4 Observations from the EU referendum results

I spent a sleep-deprived Friday analysing the EU referendum results. Here are a few observations I made.

1. Remain areas tended to be better off and more qualified

The parts of Britain that voted Remain tended to be better paid and more qualified than areas that voted Leave. Almost all of the areas with the lowest weekly wages in Britain all voted to quit the European Union.

Voters in Remain areas also tended to be much more likely to have degree-level qualifications or above than Leave areas.

2. Remain failed to convince the Leave areas of the economic arguments

The economic arguments for staying in the EU clearly failed to persuade people who voted Leave.

And if you think about it, why would these arguments work? Threatening the collapse of the UK economy means little to people who are already losing out due to globalisation.

Or perhaps the whole economic argument was the wrong thing for Remain to focus on. Lord Ashcroft’s polls found that Leavers felt other concerns such as sovereignty and immigration were more important.

From Lord Ashcroft’s polls

3. Big cities voting for Brexit

As the results came in on the night, big cities announced their voters had opted for Leave.

Among them were Coventry, Nottingham, Sheffield and, about 4:30am, Birmingham.

Leeds and Newcastle, cities that should have been Remain heartlands, only just voted for Remain (50.3 per cent in Leeds; 50.7 per cent in Newcastle). Both these Northern cities have high proportions of young, educated Remain-minded voters.

With 20:20 hindsight, if the Remain camp could barely convince these kinds of places that we were better off in the EU, they didn’t have a prayer.

4. Brexit could lead to the break-up of the UK

We haven’t actually triggered Article 50, which would initiate the Leave process, yet. Nicola Sturgeon is already talking about holding another Scottish independence referendum.

I think she’s well within her rights to ask for one if we really do end up leaving. Scotland overwhelmingly backed Remain, 62 per cent to 38 per cent. Scotland came out the most pro-EU part of the UK, even more so than London. In my opinion leaving the EU is a big enough constitutional change to justify holding another Scottish independence referendum, not even two years after the last one.

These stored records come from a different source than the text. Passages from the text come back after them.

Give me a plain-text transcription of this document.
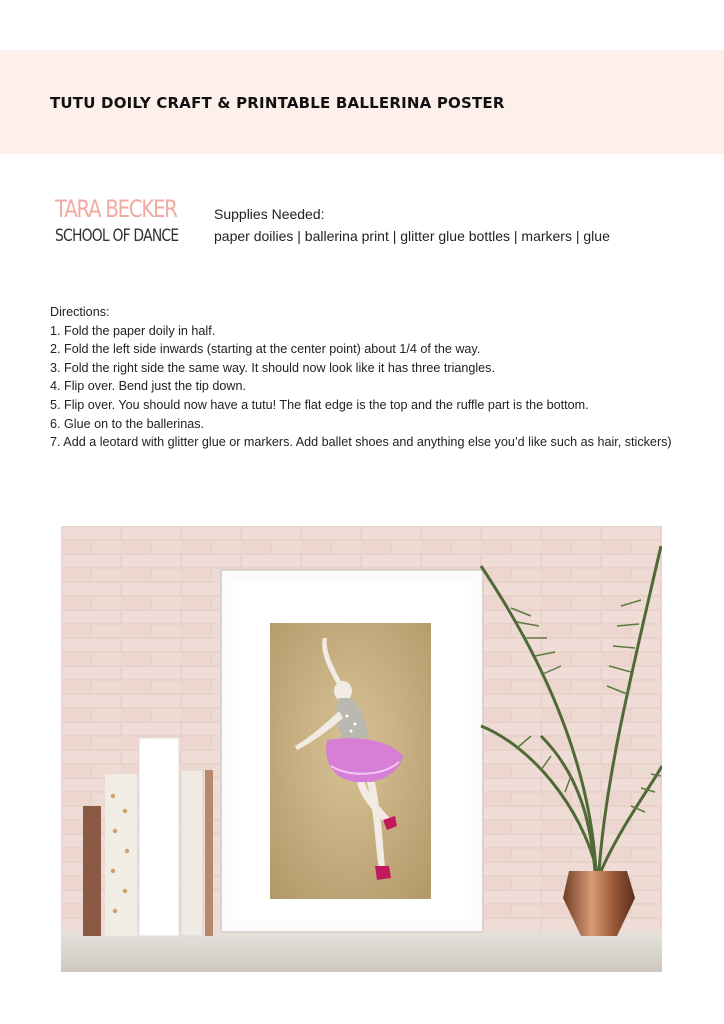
TUTU DOILY CRAFT & PRINTABLE BALLERINA POSTER
TARA BECKER
SCHOOL OF DANCE
Supplies Needed:
paper doilies | ballerina print | glitter glue bottles | markers | glue
Directions:
1. Fold the paper doily in half.
2. Fold the left side inwards (starting at the center point) about 1/4 of the way.
3. Fold the right side the same way. It should now look like it has three triangles.
4. Flip over. Bend just the tip down.
5. Flip over. You should now have a tutu! The flat edge is the top and the ruffle part is the bottom.
6. Glue on to the ballerinas.
7. Add a leotard with glitter glue or markers. Add ballet shoes and anything else you’d like such as hair, stickers)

The only other region or country in the UK to vote Remain was Northern Ireland. Sinn Fein have already called for a poll on whether to unite the North with the Republic.

Concluding thoughts

The referendum exposed the gap between people who think globalisation is a good thing and those who can’t stand it.

It also exposed how little attention many people pay to politicians, bankers and ‘experts’ as Michael Gove put it.

Consider this non-exhaustive list of the Remain camp:

  • David Cameron
  • George Osborne
  • Tony Blair
  • John Major
  • Gordon Brown
  • The International Monetary Fund (IMF)
  • Angela Merkel
  • Barack Obama
  • Trade unions
  • The Confederation of British Industry (CBI)

And on the Leave side:

  • Boris Johnson
  • Michael Gove
  • Nigel Farage
  • Donald Trump

If the British people had actually listened to these prime ministers, presidents, politicians, bankers and business leaders, then Remain would have won a landslide. But on the whole, we didn’t. So we have Brexit on the cards.